Guthrie pressed, "Republican Senator
Ben Sasse said, 'QAnon is nuts and real leaders call conspiracy theories
conspiracy theories.' … Why not just say it's not true?"
"He may be right, I just don't know
about QAnon,"
"You do know."
"What I do hear about [QAnon] is
that they're very strong against pedophila, and I agree with that.”
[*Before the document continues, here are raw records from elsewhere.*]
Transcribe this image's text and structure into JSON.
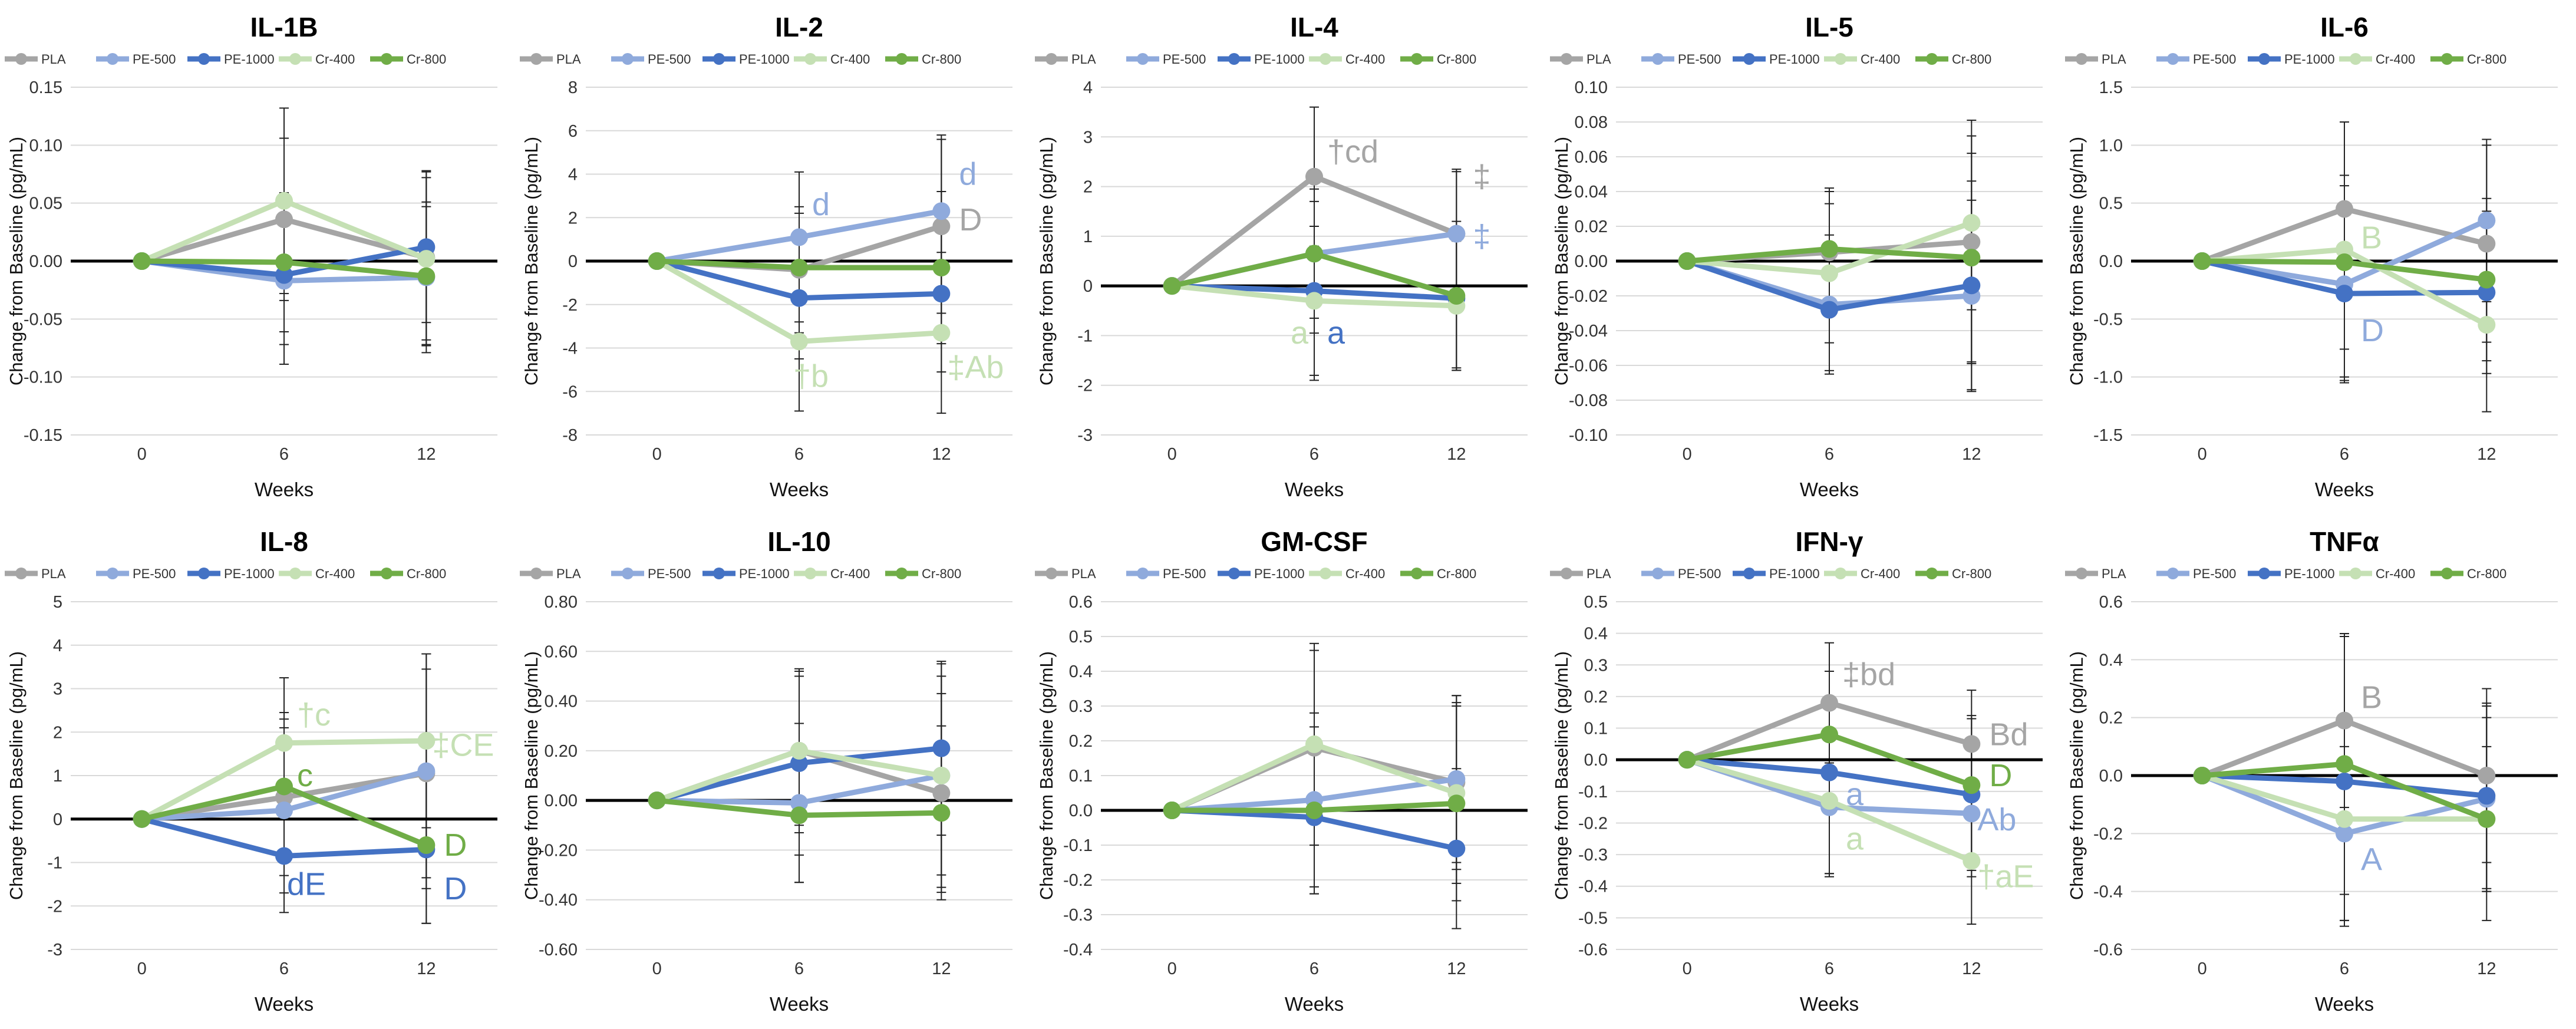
{
  "series_styles": [
    {
      "name": "PLA",
      "color": "#A5A5A5"
    },
    {
      "name": "PE-500",
      "color": "#8FAADC"
    },
    {
      "name": "PE-1000",
      "color": "#4472C4"
    },
    {
      "name": "Cr-400",
      "color": "#C5E0B4"
    },
    {
      "name": "Cr-800",
      "color": "#70AD47"
    }
  ],
  "chart_data": [
    {
      "type": "line",
      "title": "IL-1B",
      "xlabel": "Weeks",
      "ylabel": "Change from Baseline (pg/mL)",
      "x": [
        "0",
        "6",
        "12"
      ],
      "ylim": [
        -0.15,
        0.15
      ],
      "ystep": 0.05,
      "yticks": [
        "-0.15",
        "-0.10",
        "-0.05",
        "0.00",
        "0.05",
        "0.10",
        "0.15"
      ],
      "series": [
        {
          "name": "PLA",
          "values": [
            0,
            0.036,
            0.003
          ],
          "err": [
            0,
            0.07,
            0.075
          ]
        },
        {
          "name": "PE-500",
          "values": [
            0,
            -0.017,
            -0.014
          ],
          "err": [
            0,
            0.072,
            0.065
          ]
        },
        {
          "name": "PE-1000",
          "values": [
            0,
            -0.012,
            0.012
          ],
          "err": [
            0,
            0.06,
            0.065
          ]
        },
        {
          "name": "Cr-400",
          "values": [
            0,
            0.052,
            0.002
          ],
          "err": [
            0,
            0.08,
            0.07
          ]
        },
        {
          "name": "Cr-800",
          "values": [
            0,
            -0.001,
            -0.013
          ],
          "err": [
            0,
            0.06,
            0.06
          ]
        }
      ],
      "annotations": []
    },
    {
      "type": "line",
      "title": "IL-2",
      "xlabel": "Weeks",
      "ylabel": "Change from Baseline (pg/mL)",
      "x": [
        "0",
        "6",
        "12"
      ],
      "ylim": [
        -8,
        8
      ],
      "ystep": 2,
      "yticks": [
        "-8",
        "-6",
        "-4",
        "-2",
        "0",
        "2",
        "4",
        "6",
        "8"
      ],
      "series": [
        {
          "name": "PLA",
          "values": [
            0,
            -0.4,
            1.6
          ],
          "err": [
            0,
            2.9,
            4.0
          ]
        },
        {
          "name": "PE-500",
          "values": [
            0,
            1.1,
            2.3
          ],
          "err": [
            0,
            3.0,
            3.5
          ]
        },
        {
          "name": "PE-1000",
          "values": [
            0,
            -1.7,
            -1.5
          ],
          "err": [
            0,
            2.8,
            3.6
          ]
        },
        {
          "name": "Cr-400",
          "values": [
            0,
            -3.7,
            -3.3
          ],
          "err": [
            0,
            3.2,
            3.7
          ]
        },
        {
          "name": "Cr-800",
          "values": [
            0,
            -0.3,
            -0.3
          ],
          "err": [
            0,
            2.5,
            3.5
          ]
        }
      ],
      "annotations": [
        {
          "series": "PE-500",
          "xi": 1,
          "y": 2.6,
          "dx": 22,
          "text": "d"
        },
        {
          "series": "PE-500",
          "xi": 2,
          "y": 4.0,
          "dx": 30,
          "text": "d"
        },
        {
          "series": "PLA",
          "xi": 2,
          "y": 1.9,
          "dx": 30,
          "text": "D"
        },
        {
          "series": "Cr-400",
          "xi": 1,
          "y": -5.3,
          "dx": -10,
          "text": "†b"
        },
        {
          "series": "Cr-400",
          "xi": 2,
          "y": -4.9,
          "dx": 10,
          "text": "‡Ab"
        }
      ]
    },
    {
      "type": "line",
      "title": "IL-4",
      "xlabel": "Weeks",
      "ylabel": "Change from Baseline (pg/mL)",
      "x": [
        "0",
        "6",
        "12"
      ],
      "ylim": [
        -3,
        4
      ],
      "ystep": 1,
      "yticks": [
        "-3",
        "-2",
        "-1",
        "0",
        "1",
        "2",
        "3",
        "4"
      ],
      "series": [
        {
          "name": "PLA",
          "values": [
            0,
            2.2,
            1.05
          ],
          "err": [
            0,
            1.4,
            1.25
          ]
        },
        {
          "name": "PE-500",
          "values": [
            0,
            0.65,
            1.05
          ],
          "err": [
            0,
            1.6,
            1.3
          ]
        },
        {
          "name": "PE-1000",
          "values": [
            0,
            -0.1,
            -0.25
          ],
          "err": [
            0,
            1.8,
            1.4
          ]
        },
        {
          "name": "Cr-400",
          "values": [
            0,
            -0.3,
            -0.4
          ],
          "err": [
            0,
            1.5,
            1.3
          ]
        },
        {
          "name": "Cr-800",
          "values": [
            0,
            0.65,
            -0.2
          ],
          "err": [
            0,
            1.3,
            1.5
          ]
        }
      ],
      "annotations": [
        {
          "series": "PLA",
          "xi": 1,
          "y": 2.7,
          "dx": 22,
          "text": "†cd"
        },
        {
          "series": "PLA",
          "xi": 2,
          "y": 2.2,
          "dx": 28,
          "text": "‡"
        },
        {
          "series": "PE-500",
          "xi": 2,
          "y": 1.0,
          "dx": 28,
          "text": "‡"
        },
        {
          "series": "Cr-400",
          "xi": 1,
          "y": -0.95,
          "dx": -40,
          "text": "a"
        },
        {
          "series": "PE-1000",
          "xi": 1,
          "y": -0.95,
          "dx": 22,
          "text": "a"
        }
      ]
    },
    {
      "type": "line",
      "title": "IL-5",
      "xlabel": "Weeks",
      "ylabel": "Change from Baseline (pg/mL)",
      "x": [
        "0",
        "6",
        "12"
      ],
      "ylim": [
        -0.1,
        0.1
      ],
      "ystep": 0.02,
      "yticks": [
        "-0.10",
        "-0.08",
        "-0.06",
        "-0.04",
        "-0.02",
        "0.00",
        "0.02",
        "0.04",
        "0.06",
        "0.08",
        "0.10"
      ],
      "series": [
        {
          "name": "PLA",
          "values": [
            0,
            0.005,
            0.011
          ],
          "err": [
            0,
            0.035,
            0.07
          ]
        },
        {
          "name": "PE-500",
          "values": [
            0,
            -0.025,
            -0.02
          ],
          "err": [
            0,
            0.04,
            0.055
          ]
        },
        {
          "name": "PE-1000",
          "values": [
            0,
            -0.028,
            -0.014
          ],
          "err": [
            0,
            0.035,
            0.06
          ]
        },
        {
          "name": "Cr-400",
          "values": [
            0,
            -0.007,
            0.022
          ],
          "err": [
            0,
            0.04,
            0.05
          ]
        },
        {
          "name": "Cr-800",
          "values": [
            0,
            0.007,
            0.002
          ],
          "err": [
            0,
            0.035,
            0.06
          ]
        }
      ],
      "annotations": []
    },
    {
      "type": "line",
      "title": "IL-6",
      "xlabel": "Weeks",
      "ylabel": "Change from Baseline (pg/mL)",
      "x": [
        "0",
        "6",
        "12"
      ],
      "ylim": [
        -1.5,
        1.5
      ],
      "ystep": 0.5,
      "yticks": [
        "-1.5",
        "-1.0",
        "-0.5",
        "0.0",
        "0.5",
        "1.0",
        "1.5"
      ],
      "series": [
        {
          "name": "PLA",
          "values": [
            0,
            0.45,
            0.15
          ],
          "err": [
            0,
            0.75,
            0.85
          ]
        },
        {
          "name": "PE-500",
          "values": [
            0,
            -0.2,
            0.35
          ],
          "err": [
            0,
            0.85,
            0.7
          ]
        },
        {
          "name": "PE-1000",
          "values": [
            0,
            -0.28,
            -0.27
          ],
          "err": [
            0,
            0.75,
            0.7
          ]
        },
        {
          "name": "Cr-400",
          "values": [
            0,
            0.1,
            -0.55
          ],
          "err": [
            0,
            1.1,
            0.75
          ]
        },
        {
          "name": "Cr-800",
          "values": [
            0,
            -0.01,
            -0.16
          ],
          "err": [
            0,
            0.75,
            0.7
          ]
        }
      ],
      "annotations": [
        {
          "series": "Cr-400",
          "xi": 1,
          "y": 0.2,
          "dx": 28,
          "text": "B"
        },
        {
          "series": "PE-500",
          "xi": 1,
          "y": -0.6,
          "dx": 28,
          "text": "D"
        }
      ]
    },
    {
      "type": "line",
      "title": "IL-8",
      "xlabel": "Weeks",
      "ylabel": "Change from Baseline (pg/mL)",
      "x": [
        "0",
        "6",
        "12"
      ],
      "ylim": [
        -3,
        5
      ],
      "ystep": 1,
      "yticks": [
        "-3",
        "-2",
        "-1",
        "0",
        "1",
        "2",
        "3",
        "4",
        "5"
      ],
      "series": [
        {
          "name": "PLA",
          "values": [
            0,
            0.5,
            1.05
          ],
          "err": [
            0,
            1.8,
            2.4
          ]
        },
        {
          "name": "PE-500",
          "values": [
            0,
            0.2,
            1.1
          ],
          "err": [
            0,
            1.9,
            2.7
          ]
        },
        {
          "name": "PE-1000",
          "values": [
            0,
            -0.85,
            -0.7
          ],
          "err": [
            0,
            1.3,
            1.7
          ]
        },
        {
          "name": "Cr-400",
          "values": [
            0,
            1.75,
            1.8
          ],
          "err": [
            0,
            1.5,
            2.0
          ]
        },
        {
          "name": "Cr-800",
          "values": [
            0,
            0.75,
            -0.6
          ],
          "err": [
            0,
            1.7,
            1.8
          ]
        }
      ],
      "annotations": [
        {
          "series": "Cr-400",
          "xi": 1,
          "y": 2.4,
          "dx": 22,
          "text": "†c"
        },
        {
          "series": "Cr-800",
          "xi": 1,
          "y": 1.0,
          "dx": 22,
          "text": "c"
        },
        {
          "series": "Cr-400",
          "xi": 2,
          "y": 1.7,
          "dx": 10,
          "text": "‡CE"
        },
        {
          "series": "PE-1000",
          "xi": 1,
          "y": -1.5,
          "dx": 5,
          "text": "dE"
        },
        {
          "series": "Cr-800",
          "xi": 2,
          "y": -0.6,
          "dx": 30,
          "text": "D"
        },
        {
          "series": "PE-1000",
          "xi": 2,
          "y": -1.6,
          "dx": 30,
          "text": "D"
        }
      ]
    },
    {
      "type": "line",
      "title": "IL-10",
      "xlabel": "Weeks",
      "ylabel": "Change from Baseline (pg/mL)",
      "x": [
        "0",
        "6",
        "12"
      ],
      "ylim": [
        -0.6,
        0.8
      ],
      "ystep": 0.2,
      "yticks": [
        "-0.60",
        "-0.40",
        "-0.20",
        "0.00",
        "0.20",
        "0.40",
        "0.60",
        "0.80"
      ],
      "series": [
        {
          "name": "PLA",
          "values": [
            0,
            0.2,
            0.03
          ],
          "err": [
            0,
            0.33,
            0.4
          ]
        },
        {
          "name": "PE-500",
          "values": [
            0,
            -0.01,
            0.1
          ],
          "err": [
            0,
            0.32,
            0.4
          ]
        },
        {
          "name": "PE-1000",
          "values": [
            0,
            0.15,
            0.21
          ],
          "err": [
            0,
            0.37,
            0.35
          ]
        },
        {
          "name": "Cr-400",
          "values": [
            0,
            0.2,
            0.1
          ],
          "err": [
            0,
            0.3,
            0.45
          ]
        },
        {
          "name": "Cr-800",
          "values": [
            0,
            -0.06,
            -0.05
          ],
          "err": [
            0,
            0.27,
            0.35
          ]
        }
      ],
      "annotations": []
    },
    {
      "type": "line",
      "title": "GM-CSF",
      "xlabel": "Weeks",
      "ylabel": "Change from Baseline (pg/mL)",
      "x": [
        "0",
        "6",
        "12"
      ],
      "ylim": [
        -0.4,
        0.6
      ],
      "ystep": 0.1,
      "yticks": [
        "-0.4",
        "-0.3",
        "-0.2",
        "-0.1",
        "0.0",
        "0.1",
        "0.2",
        "0.3",
        "0.4",
        "0.5",
        "0.6"
      ],
      "series": [
        {
          "name": "PLA",
          "values": [
            0,
            0.18,
            0.08
          ],
          "err": [
            0,
            0.28,
            0.25
          ]
        },
        {
          "name": "PE-500",
          "values": [
            0,
            0.03,
            0.09
          ],
          "err": [
            0,
            0.25,
            0.24
          ]
        },
        {
          "name": "PE-1000",
          "values": [
            0,
            -0.02,
            -0.11
          ],
          "err": [
            0,
            0.22,
            0.23
          ]
        },
        {
          "name": "Cr-400",
          "values": [
            0,
            0.19,
            0.05
          ],
          "err": [
            0,
            0.29,
            0.26
          ]
        },
        {
          "name": "Cr-800",
          "values": [
            0,
            0.0,
            0.02
          ],
          "err": [
            0,
            0.24,
            0.28
          ]
        }
      ],
      "annotations": []
    },
    {
      "type": "line",
      "title": "IFN-γ",
      "xlabel": "Weeks",
      "ylabel": "Change from Baseline (pg/mL)",
      "x": [
        "0",
        "6",
        "12"
      ],
      "ylim": [
        -0.6,
        0.5
      ],
      "ystep": 0.1,
      "yticks": [
        "-0.6",
        "-0.5",
        "-0.4",
        "-0.3",
        "-0.2",
        "-0.1",
        "0.0",
        "0.1",
        "0.2",
        "0.3",
        "0.4",
        "0.5"
      ],
      "series": [
        {
          "name": "PLA",
          "values": [
            0,
            0.18,
            0.05
          ],
          "err": [
            0,
            0.19,
            0.17
          ]
        },
        {
          "name": "PE-500",
          "values": [
            0,
            -0.15,
            -0.17
          ],
          "err": [
            0,
            0.22,
            0.2
          ]
        },
        {
          "name": "PE-1000",
          "values": [
            0,
            -0.04,
            -0.11
          ],
          "err": [
            0,
            0.32,
            0.24
          ]
        },
        {
          "name": "Cr-400",
          "values": [
            0,
            -0.13,
            -0.32
          ],
          "err": [
            0,
            0.23,
            0.2
          ]
        },
        {
          "name": "Cr-800",
          "values": [
            0,
            0.08,
            -0.08
          ],
          "err": [
            0,
            0.2,
            0.22
          ]
        }
      ],
      "annotations": [
        {
          "series": "PLA",
          "xi": 1,
          "y": 0.27,
          "dx": 22,
          "text": "‡bd"
        },
        {
          "series": "PLA",
          "xi": 2,
          "y": 0.08,
          "dx": 30,
          "text": "Bd"
        },
        {
          "series": "Cr-800",
          "xi": 2,
          "y": -0.05,
          "dx": 30,
          "text": "D"
        },
        {
          "series": "PE-500",
          "xi": 1,
          "y": -0.11,
          "dx": 28,
          "text": "a"
        },
        {
          "series": "Cr-400",
          "xi": 1,
          "y": -0.25,
          "dx": 28,
          "text": "a"
        },
        {
          "series": "PE-500",
          "xi": 2,
          "y": -0.19,
          "dx": 10,
          "text": "Ab"
        },
        {
          "series": "Cr-400",
          "xi": 2,
          "y": -0.37,
          "dx": 10,
          "text": "†aE"
        }
      ]
    },
    {
      "type": "line",
      "title": "TNFα",
      "xlabel": "Weeks",
      "ylabel": "Change from Baseline (pg/mL)",
      "x": [
        "0",
        "6",
        "12"
      ],
      "ylim": [
        -0.6,
        0.6
      ],
      "ystep": 0.2,
      "yticks": [
        "-0.6",
        "-0.4",
        "-0.2",
        "0.0",
        "0.2",
        "0.4",
        "0.6"
      ],
      "series": [
        {
          "name": "PLA",
          "values": [
            0,
            0.19,
            0.0
          ],
          "err": [
            0,
            0.3,
            0.3
          ]
        },
        {
          "name": "PE-500",
          "values": [
            0,
            -0.2,
            -0.08
          ],
          "err": [
            0,
            0.3,
            0.32
          ]
        },
        {
          "name": "PE-1000",
          "values": [
            0,
            -0.02,
            -0.07
          ],
          "err": [
            0,
            0.5,
            0.32
          ]
        },
        {
          "name": "Cr-400",
          "values": [
            0,
            -0.15,
            -0.15
          ],
          "err": [
            0,
            0.35,
            0.35
          ]
        },
        {
          "name": "Cr-800",
          "values": [
            0,
            0.04,
            -0.15
          ],
          "err": [
            0,
            0.45,
            0.25
          ]
        }
      ],
      "annotations": [
        {
          "series": "PLA",
          "xi": 1,
          "y": 0.27,
          "dx": 28,
          "text": "B"
        },
        {
          "series": "PE-500",
          "xi": 1,
          "y": -0.29,
          "dx": 28,
          "text": "A"
        }
      ]
    }
  ]
}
Online, QAnon celebrated. “This was the
biggest pitch for QANON I’ve ever seen.”
That same week, the Right-wing press were
circulating misleading stories that Trump voters were being targeted for
violence of the streets. Almost all these stories collapsed under the most
basic scrutiny, and in most cases, QAnon message boards proved to be the
stories original sources, but then were promulgated by important Republican
Activists like Mike Schlapp; he had been a member of a previous Presidential
Administration, had strong ties to Trump, and his wife, Mercedes, was then-working
in the White House under Trump. Right-leaning Extremist Groups lapped-up these
stories, and the Election was less than a month away.
Four days
before the Election, on Halloween, one of the day’s biggest news stories was RWN
Election-related violence. On a Texas highway, vehicles with pro-Trump logos
surrounded a moving bus with the Biden logo and filled with his campaign
workers. The Trumpsters tried to run the Biden workers off the road. They were
unsuccessful, no one was injured, and it only speculation what the level to
which the violence it could’ve escalated to had the Trumpsters managed to get
their hands on the “Satan-worshipping Cannibalistic
Child-Sex-Traffickers.” The incident was considered serious enough that Biden’s
campaign canceled an event out of fear of Terrorist violence.
Trump,
as always, declared his undying love for the Terrorists. The Trump supporters
who engaged in the road-rage had videoed their criminality, then uploaded it Social
Media. Trump shared the video on his Twitter, writing, “I LOVE TEXAS!”
The day before the
Election, Trump continued to make baseless claims about Poll Watchers being
denied access to polling places. Pennsylvania was a special target of his ire,
and there was violence in the streets from the moment the polls opened the next
morning. That violence was not just restricted to Pennsylvania though, and even
though there were not yet fatalities, it still had been at least fifty-years
since the USA had seen such Election-Day violence.